Eu comprei flores; as suas flores favoritas, e corri para dentro do carro protegendo o bouquet da chuva forte que caía. Eu estava bonito, sei que estava, e o meu traje era digno praquela ocasião. É o meu primeiro encontro com ela e, provavelmente, o último.

Coloquei as flores no banco do passageiro, mas não antes de puxar fortemente o ar e sentir o perfume daquelas lindas pétalas vermelhas. Ela adora flores vermelhas.

A chuva não dava trégua, os pingos atacavam violentamente o pára-brisa do carro, e o limpador não dava conta, então decidi esperar que a chuva amenizasse um pouco. Liguei o rádio, procurei pelo meu CD do Pink Floyd no porta-luvas, mas não o encontrei. Sintonizei, então, uma rádio qualquer e tentei relaxar. Encostei minha cabeça no vidro da janela e fiquei a observar a chuva e suas peculiaridades. Crianças sorriam enquanto pisavam em poças d'água no meio da calçada, velhinhas tentavam se proteger embaixo dos toldos dos pontos comerciais, um casal de meia-idade se apressava em fugir das gotas fortes e geladas. Uns felizes, outros não; definitivamente, chuva não é algo que agrada a todos.

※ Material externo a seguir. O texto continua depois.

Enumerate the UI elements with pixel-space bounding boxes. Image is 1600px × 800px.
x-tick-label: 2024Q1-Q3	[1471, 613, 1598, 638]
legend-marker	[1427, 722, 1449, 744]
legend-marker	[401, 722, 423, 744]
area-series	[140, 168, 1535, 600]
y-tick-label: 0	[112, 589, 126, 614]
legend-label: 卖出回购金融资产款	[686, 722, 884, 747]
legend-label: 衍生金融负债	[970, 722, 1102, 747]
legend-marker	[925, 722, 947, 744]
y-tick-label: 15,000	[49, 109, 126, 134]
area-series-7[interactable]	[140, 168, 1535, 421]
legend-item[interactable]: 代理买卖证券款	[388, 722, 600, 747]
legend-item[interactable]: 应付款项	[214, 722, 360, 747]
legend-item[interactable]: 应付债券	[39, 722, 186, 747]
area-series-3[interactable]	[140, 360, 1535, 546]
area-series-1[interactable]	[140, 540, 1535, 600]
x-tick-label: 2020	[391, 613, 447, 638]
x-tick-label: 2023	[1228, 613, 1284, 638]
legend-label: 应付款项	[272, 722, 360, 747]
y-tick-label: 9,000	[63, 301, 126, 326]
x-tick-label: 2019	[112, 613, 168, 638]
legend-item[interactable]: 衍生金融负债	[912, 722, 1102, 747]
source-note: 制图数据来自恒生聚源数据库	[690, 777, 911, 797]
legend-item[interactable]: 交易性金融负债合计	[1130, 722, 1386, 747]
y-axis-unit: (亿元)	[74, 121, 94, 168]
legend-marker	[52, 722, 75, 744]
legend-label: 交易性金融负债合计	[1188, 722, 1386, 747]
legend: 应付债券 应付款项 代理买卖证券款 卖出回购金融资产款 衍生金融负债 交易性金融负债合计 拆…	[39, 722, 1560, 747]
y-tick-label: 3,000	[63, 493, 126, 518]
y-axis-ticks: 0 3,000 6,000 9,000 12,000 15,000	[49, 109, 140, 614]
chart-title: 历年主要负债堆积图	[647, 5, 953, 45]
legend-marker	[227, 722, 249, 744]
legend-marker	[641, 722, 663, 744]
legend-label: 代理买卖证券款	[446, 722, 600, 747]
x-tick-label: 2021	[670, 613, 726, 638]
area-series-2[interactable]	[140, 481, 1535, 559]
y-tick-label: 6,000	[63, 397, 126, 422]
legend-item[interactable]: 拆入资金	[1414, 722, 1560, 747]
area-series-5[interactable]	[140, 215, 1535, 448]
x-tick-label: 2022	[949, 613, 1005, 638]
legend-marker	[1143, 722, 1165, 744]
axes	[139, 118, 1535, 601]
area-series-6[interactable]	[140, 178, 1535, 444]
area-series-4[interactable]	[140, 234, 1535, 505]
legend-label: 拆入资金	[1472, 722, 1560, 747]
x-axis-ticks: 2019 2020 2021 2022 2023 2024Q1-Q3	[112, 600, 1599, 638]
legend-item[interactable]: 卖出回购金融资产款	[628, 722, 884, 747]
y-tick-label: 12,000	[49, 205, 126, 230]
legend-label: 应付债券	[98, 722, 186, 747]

Pensei em Sofia. A essa hora ela devia estar dormindo; ela adora dormir em tardes de domingo. O corpo quente sobre a cama macia, o rosto marcado pelo travesseiro amassado, o cabelo bagunçado. Com certeza a TV estava ligada, repetindo milhares de vezes a música dos créditos de algum filme de terror. Ela adora filmes de terror. Sorri. Sofia com certeza era a melhor filha que se pode ter. Eu é que não sou o melhor pai. Lá em casa era assim; eu é que sempre fui o bebê, a criança, o adolescente revoltado, enquanto Sofia, no auge de seus 17 anos, cuidava de mim. Ela estava condicionalmente presa à mim, e sua liberdade era nula. Eu não queria mais isso. Eu a amo. Tanto quanto amei sua mãe, Íris. O problema é que eu nunca me amei, e isso influenciou diretamente na minha convivência com elas; meu amor se transformava em pancadas, em palavras que as machucavam, em vidros quebrados e olhos vermelhos. E desde que Íris morreu no inverno de 1998, Sofia só teve a mim. Agora ela tem também o Tiago, seu namorado; um bom garoto. Sabe fazer bem à ela. Tanto quanto eu.

'Acordei' do pensamento profundo por causa de um raio que caíra em algum lugar ali perto, e a chuva ainda não cessou.

Estava ansioso, esse encontro estava me angustiando. Na verdade eu já poderia dar partida no carro e ir, mas ainda falta alguma coisa. E, além do mais, queria estar impecável ao encontrá-la; não queria que a chuva estragasse meu cabelo, nem molhasse meu terno. Decidi aguardar mais um pouco. Abri novamente o porta-luvas, peguei a garrafa de Uísque, abri e tomei um gole. E outro, e outro. Esvaziei a metade restante da garrafa, e chorei.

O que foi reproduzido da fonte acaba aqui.